On a trip to Santa Cruz once, Jeremy and I were failing miserably at keeping a ball in the air after bouncing if off the wall. We’d kick it a few times, maybe 4 or 5 tops, before losing it, but we told captain competitive we were up to 37 and he spent the rest of the day trying to beat it. Sorry Luis. Eddie & Luis would also come over to shoot with our air rifles. Mine was some obscure Brazillian piece of death machinery that required you snap the barrel down to load the pellet and pump the air cylinder. It could kill a rhino from a mile away. Eddie got the webbing between his thumb and forefinger jammed in there once and it bled like he’d hit his femoral artery. I was cleaning blood off the bathroom ceiling for ages. After a while I got sick of it and just painted over the rest and told mum it was from a bad bout of choleric spouting, which is a much more plausible story and would involve less groundings.
Everyone liked Luis, but he always had a problem with teachers. More often than not, our history teacher Miss King. During lunch one afternoon he found a couple of baby frogs and left them in her drawers. Her desk drawers I mean. That could have been awkward. Moving on. We returned to 4th period history awaiting screams and passing out but got nothing. She was never terrified by the frogs. By the time she found them 4 months later they were mummified and reasonably skeletal and she laughed and threw them in the bin, assuming they’d just crawled into her desk. Or perhaps cackling, she ate them. It gets fuzzy. This temporary failure just spurned Luis on to loftier goals because on our prom trip years later Luis locked her in the bathroom and finally got the screams he was looking for. Then she got the screams she was looking for, because Miss King apparently could be rather strong when she wanted to be and broke the door down to come after us. She said she ‘knew‘ it was us boys, even though we were watching a movie, same as the girls were.

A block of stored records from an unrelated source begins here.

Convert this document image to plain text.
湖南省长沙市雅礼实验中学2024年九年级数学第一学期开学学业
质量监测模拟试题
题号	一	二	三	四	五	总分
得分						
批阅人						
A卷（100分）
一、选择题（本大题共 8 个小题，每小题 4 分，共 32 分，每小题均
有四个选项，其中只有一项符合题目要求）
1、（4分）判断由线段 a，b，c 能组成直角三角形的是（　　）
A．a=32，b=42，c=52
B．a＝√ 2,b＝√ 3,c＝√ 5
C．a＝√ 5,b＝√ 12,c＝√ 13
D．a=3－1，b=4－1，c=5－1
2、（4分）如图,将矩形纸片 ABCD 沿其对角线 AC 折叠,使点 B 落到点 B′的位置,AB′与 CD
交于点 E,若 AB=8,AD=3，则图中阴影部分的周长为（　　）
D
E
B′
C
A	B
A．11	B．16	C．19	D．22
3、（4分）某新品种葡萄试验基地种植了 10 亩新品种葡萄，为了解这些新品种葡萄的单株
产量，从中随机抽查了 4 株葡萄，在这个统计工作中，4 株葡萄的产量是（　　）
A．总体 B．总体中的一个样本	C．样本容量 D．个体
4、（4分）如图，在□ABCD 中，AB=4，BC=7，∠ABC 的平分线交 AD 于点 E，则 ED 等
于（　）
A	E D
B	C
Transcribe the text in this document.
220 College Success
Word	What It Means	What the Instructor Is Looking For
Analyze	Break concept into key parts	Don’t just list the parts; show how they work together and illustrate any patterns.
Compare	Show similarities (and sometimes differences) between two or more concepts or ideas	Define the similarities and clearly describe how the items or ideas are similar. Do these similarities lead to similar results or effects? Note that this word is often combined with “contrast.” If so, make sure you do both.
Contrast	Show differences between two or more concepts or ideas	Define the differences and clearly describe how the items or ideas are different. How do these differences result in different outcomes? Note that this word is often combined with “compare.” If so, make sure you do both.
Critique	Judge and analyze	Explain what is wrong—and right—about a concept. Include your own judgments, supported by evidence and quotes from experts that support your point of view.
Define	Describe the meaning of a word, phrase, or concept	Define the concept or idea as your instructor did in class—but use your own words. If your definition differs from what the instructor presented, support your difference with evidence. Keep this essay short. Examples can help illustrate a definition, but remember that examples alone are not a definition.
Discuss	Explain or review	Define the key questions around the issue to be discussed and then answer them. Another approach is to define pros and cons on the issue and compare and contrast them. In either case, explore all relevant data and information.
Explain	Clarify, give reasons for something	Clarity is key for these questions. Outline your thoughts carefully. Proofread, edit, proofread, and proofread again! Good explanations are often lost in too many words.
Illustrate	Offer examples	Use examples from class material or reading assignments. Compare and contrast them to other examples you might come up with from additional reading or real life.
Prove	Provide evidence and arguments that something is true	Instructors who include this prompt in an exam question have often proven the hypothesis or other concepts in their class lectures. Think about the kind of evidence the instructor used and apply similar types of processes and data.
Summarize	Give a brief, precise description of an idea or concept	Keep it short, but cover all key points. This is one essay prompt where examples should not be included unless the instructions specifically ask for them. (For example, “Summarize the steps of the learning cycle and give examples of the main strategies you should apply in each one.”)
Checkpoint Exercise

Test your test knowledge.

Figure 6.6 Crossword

But let’s be honest, in a class of 8, heavily weighed down with girls, (mathematically I mean, most of them were quite athletic) our genetic predisposition to acting up meant it wouldn’t really take a Sherlock Holmes to nab the perpetrators. I don’t think we ever got in any kind of trouble, since he wasn’t admitting anything and there was no proof. Still, karate or not, I think she could have taken him.